Vouch
Middle English (as a legal term in the sense ‘summon a person to court to prove title to property’): from Old French voucher ‘summon’, based on Latin vocare ‘to call’.
wiktionary
The verb is derived from Middle English vouchen(“to call, summon; to provide; to make available, proffer; to affirm, declare formally”)[and other forms], [1] from Anglo-Norman vocher, voucher, woucher, and Old French vocher, voucher, vochier(“to call, summon; to claim; to call upon, invoke; to denounce”)[and other forms], from Latin vocāre, [2] the present active infinitive of vocō(“to call, summon; to call upon, invoke; to designate, name; to bring or put (into a condition or state)”), ultimately from Proto-Indo-European *wekʷ-(“to sound out; to speak”).
Verb sense 6.1 (“to summon (someone) into court to establish a warranty of title to land”) in the form vouch to warrant or vouch to warranty is a calque of Anglo-Norman and Old French voucher a garant. [2]

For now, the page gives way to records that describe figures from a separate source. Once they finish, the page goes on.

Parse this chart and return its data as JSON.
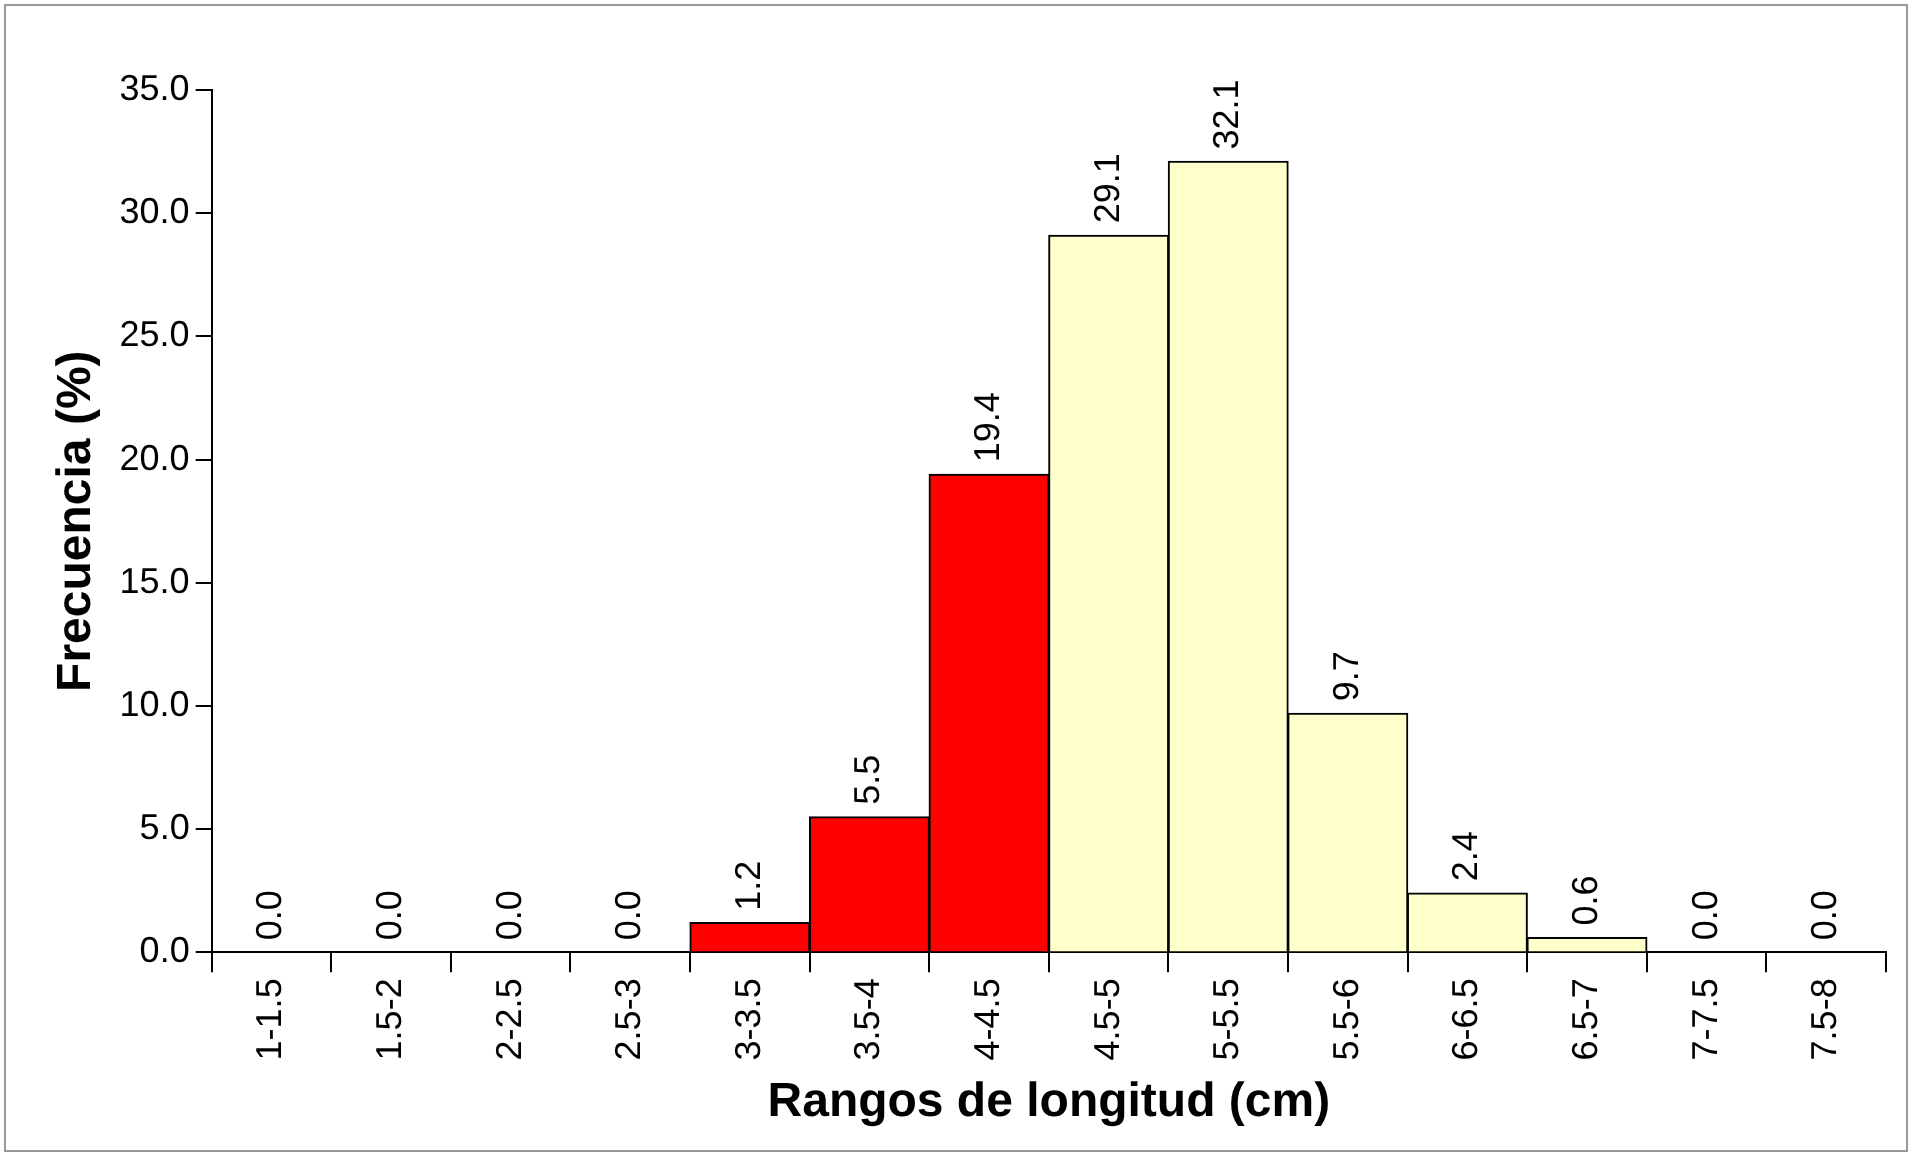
{
  "chart_data": {
    "type": "bar",
    "xlabel": "Rangos de longitud (cm)",
    "ylabel": "Frecuencia (%)",
    "categories": [
      "1-1.5",
      "1.5-2",
      "2-2.5",
      "2.5-3",
      "3-3.5",
      "3.5-4",
      "4-4.5",
      "4.5-5",
      "5-5.5",
      "5.5-6",
      "6-6.5",
      "6.5-7",
      "7-7.5",
      "7.5-8"
    ],
    "values": [
      0,
      0,
      0,
      0,
      1.2,
      5.5,
      19.4,
      29.1,
      32.1,
      9.7,
      2.4,
      0.6,
      0,
      0
    ],
    "value_labels": [
      "0.0",
      "0.0",
      "0.0",
      "0.0",
      "1.2",
      "5.5",
      "19.4",
      "29.1",
      "32.1",
      "9.7",
      "2.4",
      "0.6",
      "0.0",
      "0.0"
    ],
    "colors": [
      "#ffffcc",
      "#ffffcc",
      "#ffffcc",
      "#ffffcc",
      "#ff0000",
      "#ff0000",
      "#ff0000",
      "#ffffcc",
      "#ffffcc",
      "#ffffcc",
      "#ffffcc",
      "#ffffcc",
      "#ffffcc",
      "#ffffcc"
    ],
    "ylim": [
      0,
      35
    ],
    "yticks": [
      {
        "value": 0,
        "label": "0.0"
      },
      {
        "value": 5,
        "label": "5.0"
      },
      {
        "value": 10,
        "label": "10.0"
      },
      {
        "value": 15,
        "label": "15.0"
      },
      {
        "value": 20,
        "label": "20.0"
      },
      {
        "value": 25,
        "label": "25.0"
      },
      {
        "value": 30,
        "label": "30.0"
      },
      {
        "value": 35,
        "label": "35.0"
      }
    ]
  }
}
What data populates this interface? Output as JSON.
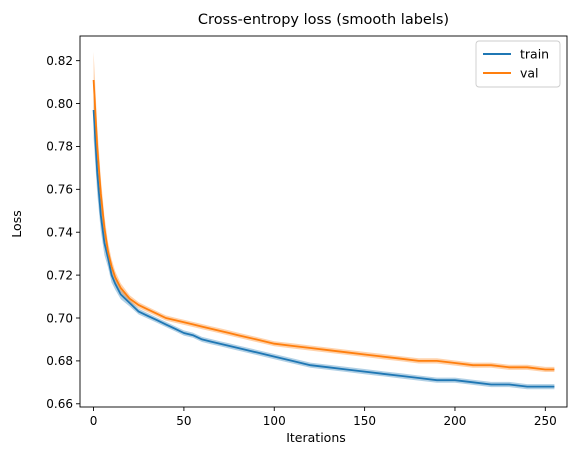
{
  "chart_data": {
    "type": "line",
    "title": "Cross-entropy loss (smooth labels)",
    "xlabel": "Iterations",
    "ylabel": "Loss",
    "xlim": [
      -7.5,
      262
    ],
    "ylim": [
      0.6585,
      0.8315
    ],
    "xticks": [
      0,
      50,
      100,
      150,
      200,
      250
    ],
    "yticks": [
      0.66,
      0.68,
      0.7,
      0.72,
      0.74,
      0.76,
      0.78,
      0.8,
      0.82
    ],
    "grid": false,
    "legend_position": "top-right",
    "series": [
      {
        "name": "train",
        "color": "#1f77b4",
        "band_opacity": 0.35,
        "x": [
          0,
          2,
          4,
          6,
          8,
          10,
          12,
          15,
          20,
          25,
          30,
          35,
          40,
          45,
          50,
          55,
          60,
          65,
          70,
          75,
          80,
          90,
          100,
          110,
          120,
          130,
          140,
          150,
          160,
          170,
          180,
          190,
          200,
          210,
          220,
          230,
          240,
          250,
          255
        ],
        "values": [
          0.797,
          0.768,
          0.748,
          0.735,
          0.728,
          0.72,
          0.716,
          0.711,
          0.707,
          0.703,
          0.701,
          0.699,
          0.697,
          0.695,
          0.693,
          0.692,
          0.69,
          0.689,
          0.688,
          0.687,
          0.686,
          0.684,
          0.682,
          0.68,
          0.678,
          0.677,
          0.676,
          0.675,
          0.674,
          0.673,
          0.672,
          0.671,
          0.671,
          0.67,
          0.669,
          0.669,
          0.668,
          0.668,
          0.668
        ]
      },
      {
        "name": "val",
        "color": "#ff7f0e",
        "band_opacity": 0.35,
        "x": [
          0,
          2,
          4,
          6,
          8,
          10,
          12,
          15,
          20,
          25,
          30,
          35,
          40,
          45,
          50,
          55,
          60,
          65,
          70,
          75,
          80,
          90,
          100,
          110,
          120,
          130,
          140,
          150,
          160,
          170,
          180,
          190,
          200,
          210,
          220,
          230,
          240,
          250,
          255
        ],
        "values": [
          0.811,
          0.78,
          0.758,
          0.742,
          0.731,
          0.724,
          0.719,
          0.714,
          0.709,
          0.706,
          0.704,
          0.702,
          0.7,
          0.699,
          0.698,
          0.697,
          0.696,
          0.695,
          0.694,
          0.693,
          0.692,
          0.69,
          0.688,
          0.687,
          0.686,
          0.685,
          0.684,
          0.683,
          0.682,
          0.681,
          0.68,
          0.68,
          0.679,
          0.678,
          0.678,
          0.677,
          0.677,
          0.676,
          0.676
        ]
      }
    ]
  }
}
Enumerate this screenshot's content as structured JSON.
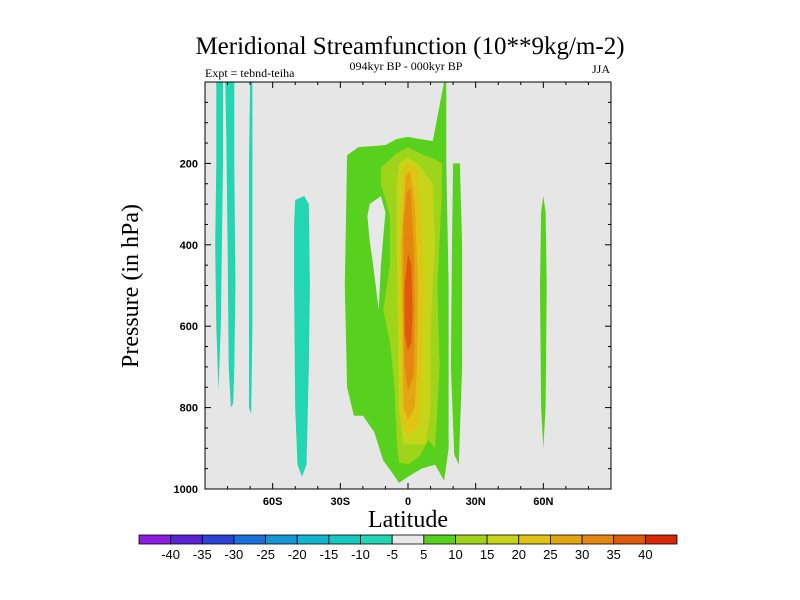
{
  "chart_data": {
    "type": "contour",
    "title": "Meridional Streamfunction (10**9kg/m-2)",
    "subtitle": "094kyr BP - 000kyr BP",
    "left_note": "Expt = tebnd-teiha",
    "right_note": "JJA",
    "xlabel": "Latitude",
    "ylabel": "Pressure (in hPa)",
    "xlim": [
      -90,
      90
    ],
    "ylim": [
      0,
      1000
    ],
    "y_inverted": true,
    "x_ticks": [
      {
        "value": -60,
        "label": "60S"
      },
      {
        "value": -30,
        "label": "30S"
      },
      {
        "value": 0,
        "label": "0"
      },
      {
        "value": 30,
        "label": "30N"
      },
      {
        "value": 60,
        "label": "60N"
      }
    ],
    "y_ticks": [
      {
        "value": 200,
        "label": "200"
      },
      {
        "value": 400,
        "label": "400"
      },
      {
        "value": 600,
        "label": "600"
      },
      {
        "value": 800,
        "label": "800"
      },
      {
        "value": 1000,
        "label": "1000"
      }
    ],
    "background_color": "#e6e6e6",
    "levels": [
      -40,
      -35,
      -30,
      -25,
      -20,
      -15,
      -10,
      -5,
      5,
      10,
      15,
      20,
      25,
      30,
      35,
      40
    ],
    "colors": [
      "#8c1cde",
      "#5a22d2",
      "#2b42d6",
      "#1a6fd8",
      "#1595d4",
      "#14b4d0",
      "#14c8c0",
      "#21d6b0",
      "#e8e8e8",
      "#58d01e",
      "#9ed41a",
      "#c6d41a",
      "#e0c415",
      "#e4a512",
      "#e48610",
      "#e05a0c",
      "#d8280a"
    ],
    "regions": [
      {
        "level_index": 7,
        "points": [
          [
            -85,
            0
          ],
          [
            -82,
            0
          ],
          [
            -82,
            200
          ],
          [
            -82.5,
            400
          ],
          [
            -83,
            600
          ],
          [
            -84,
            760
          ],
          [
            -85,
            600
          ],
          [
            -85.5,
            400
          ],
          [
            -85,
            200
          ]
        ]
      },
      {
        "level_index": 7,
        "points": [
          [
            -81,
            0
          ],
          [
            -77,
            0
          ],
          [
            -77,
            200
          ],
          [
            -76.5,
            500
          ],
          [
            -77,
            700
          ],
          [
            -77.5,
            790
          ],
          [
            -78.5,
            800
          ],
          [
            -79.5,
            700
          ],
          [
            -80,
            400
          ],
          [
            -80.5,
            150
          ]
        ]
      },
      {
        "level_index": 7,
        "points": [
          [
            -70,
            0
          ],
          [
            -69,
            0
          ],
          [
            -69,
            300
          ],
          [
            -69,
            600
          ],
          [
            -69.5,
            815
          ],
          [
            -70.5,
            800
          ],
          [
            -70.5,
            500
          ],
          [
            -70.5,
            200
          ]
        ]
      },
      {
        "level_index": 7,
        "points": [
          [
            -50,
            290
          ],
          [
            -46,
            280
          ],
          [
            -44,
            300
          ],
          [
            -43.5,
            500
          ],
          [
            -44,
            700
          ],
          [
            -45,
            940
          ],
          [
            -47,
            970
          ],
          [
            -49,
            940
          ],
          [
            -50,
            800
          ],
          [
            -50.5,
            500
          ],
          [
            -50.5,
            350
          ]
        ]
      },
      {
        "level_index": 9,
        "points": [
          [
            -27,
            180
          ],
          [
            -22,
            160
          ],
          [
            -10,
            155
          ],
          [
            -5,
            140
          ],
          [
            0,
            135
          ],
          [
            5,
            140
          ],
          [
            11,
            145
          ],
          [
            16,
            0
          ],
          [
            17,
            0
          ],
          [
            17,
            200
          ],
          [
            18,
            500
          ],
          [
            18,
            900
          ],
          [
            16,
            980
          ],
          [
            12,
            940
          ],
          [
            6,
            950
          ],
          [
            0,
            970
          ],
          [
            -4,
            985
          ],
          [
            -7,
            960
          ],
          [
            -11,
            930
          ],
          [
            -15,
            860
          ],
          [
            -20,
            820
          ],
          [
            -24,
            820
          ],
          [
            -27,
            750
          ],
          [
            -28,
            500
          ]
        ]
      },
      {
        "level_index": 9,
        "points": [
          [
            20,
            200
          ],
          [
            23,
            200
          ],
          [
            24,
            400
          ],
          [
            24,
            700
          ],
          [
            22.5,
            940
          ],
          [
            20.5,
            915
          ],
          [
            19,
            700
          ],
          [
            19.5,
            400
          ]
        ]
      },
      {
        "level_index": 9,
        "points": [
          [
            60,
            280
          ],
          [
            61,
            320
          ],
          [
            61.5,
            500
          ],
          [
            61,
            800
          ],
          [
            60,
            900
          ],
          [
            59,
            800
          ],
          [
            58.5,
            500
          ],
          [
            59,
            320
          ]
        ]
      },
      {
        "level_index": 8,
        "points": [
          [
            -17,
            300
          ],
          [
            -12,
            280
          ],
          [
            -10,
            320
          ],
          [
            -12,
            450
          ],
          [
            -13,
            560
          ],
          [
            -15,
            470
          ],
          [
            -17,
            390
          ],
          [
            -18,
            330
          ]
        ]
      },
      {
        "level_index": 10,
        "points": [
          [
            -12,
            210
          ],
          [
            -5,
            175
          ],
          [
            0,
            160
          ],
          [
            5,
            175
          ],
          [
            12,
            190
          ],
          [
            15,
            200
          ],
          [
            15,
            280
          ],
          [
            13,
            500
          ],
          [
            14,
            700
          ],
          [
            12,
            900
          ],
          [
            9,
            880
          ],
          [
            5,
            920
          ],
          [
            0,
            940
          ],
          [
            -4,
            935
          ],
          [
            -5,
            880
          ],
          [
            -6,
            750
          ],
          [
            -8,
            640
          ],
          [
            -11,
            560
          ],
          [
            -8,
            450
          ],
          [
            -8,
            330
          ],
          [
            -12,
            250
          ]
        ]
      },
      {
        "level_index": 11,
        "points": [
          [
            -4,
            200
          ],
          [
            0,
            185
          ],
          [
            5,
            205
          ],
          [
            11,
            250
          ],
          [
            12,
            400
          ],
          [
            10,
            600
          ],
          [
            10,
            800
          ],
          [
            8,
            890
          ],
          [
            3,
            890
          ],
          [
            -2,
            890
          ],
          [
            -4,
            800
          ],
          [
            -4.5,
            600
          ],
          [
            -5,
            400
          ],
          [
            -5,
            250
          ]
        ]
      },
      {
        "level_index": 12,
        "points": [
          [
            -2,
            210
          ],
          [
            0,
            200
          ],
          [
            4,
            215
          ],
          [
            6,
            350
          ],
          [
            7,
            500
          ],
          [
            6,
            700
          ],
          [
            5,
            840
          ],
          [
            0,
            870
          ],
          [
            -3,
            840
          ],
          [
            -3,
            700
          ],
          [
            -4,
            500
          ],
          [
            -3,
            300
          ]
        ]
      },
      {
        "level_index": 13,
        "points": [
          [
            -1,
            230
          ],
          [
            1,
            220
          ],
          [
            3,
            300
          ],
          [
            4.5,
            500
          ],
          [
            4,
            700
          ],
          [
            3,
            800
          ],
          [
            0,
            830
          ],
          [
            -2,
            800
          ],
          [
            -2.5,
            600
          ],
          [
            -3,
            400
          ]
        ]
      },
      {
        "level_index": 14,
        "points": [
          [
            -0.5,
            270
          ],
          [
            1,
            260
          ],
          [
            2.5,
            400
          ],
          [
            3,
            550
          ],
          [
            2.5,
            720
          ],
          [
            0,
            760
          ],
          [
            -1.5,
            700
          ],
          [
            -2,
            550
          ],
          [
            -2,
            350
          ]
        ]
      },
      {
        "level_index": 15,
        "points": [
          [
            0,
            420
          ],
          [
            1.5,
            450
          ],
          [
            2,
            560
          ],
          [
            1.5,
            640
          ],
          [
            0,
            660
          ],
          [
            -1.5,
            620
          ],
          [
            -1.5,
            500
          ]
        ]
      }
    ]
  }
}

The noun is derived from the verb. [3]
etymonline
vouch (v.)
early 14c., "summon into court to prove a title," from Anglo-French voucher, Old French vocher "to call, summon, invoke, claim," probably from Gallo-Roman *voticare, metathesis of Latin vocitare "to call to, summon insistently," frequentative of Latin vocare "to call, call upon, summon," which is related to vox (genitive vocis) "voice" (from PIE root *wekw- "to speak"). Meaning "guarantee to be true or accurate" is first attested 1590s. Related: Vouched; vouching.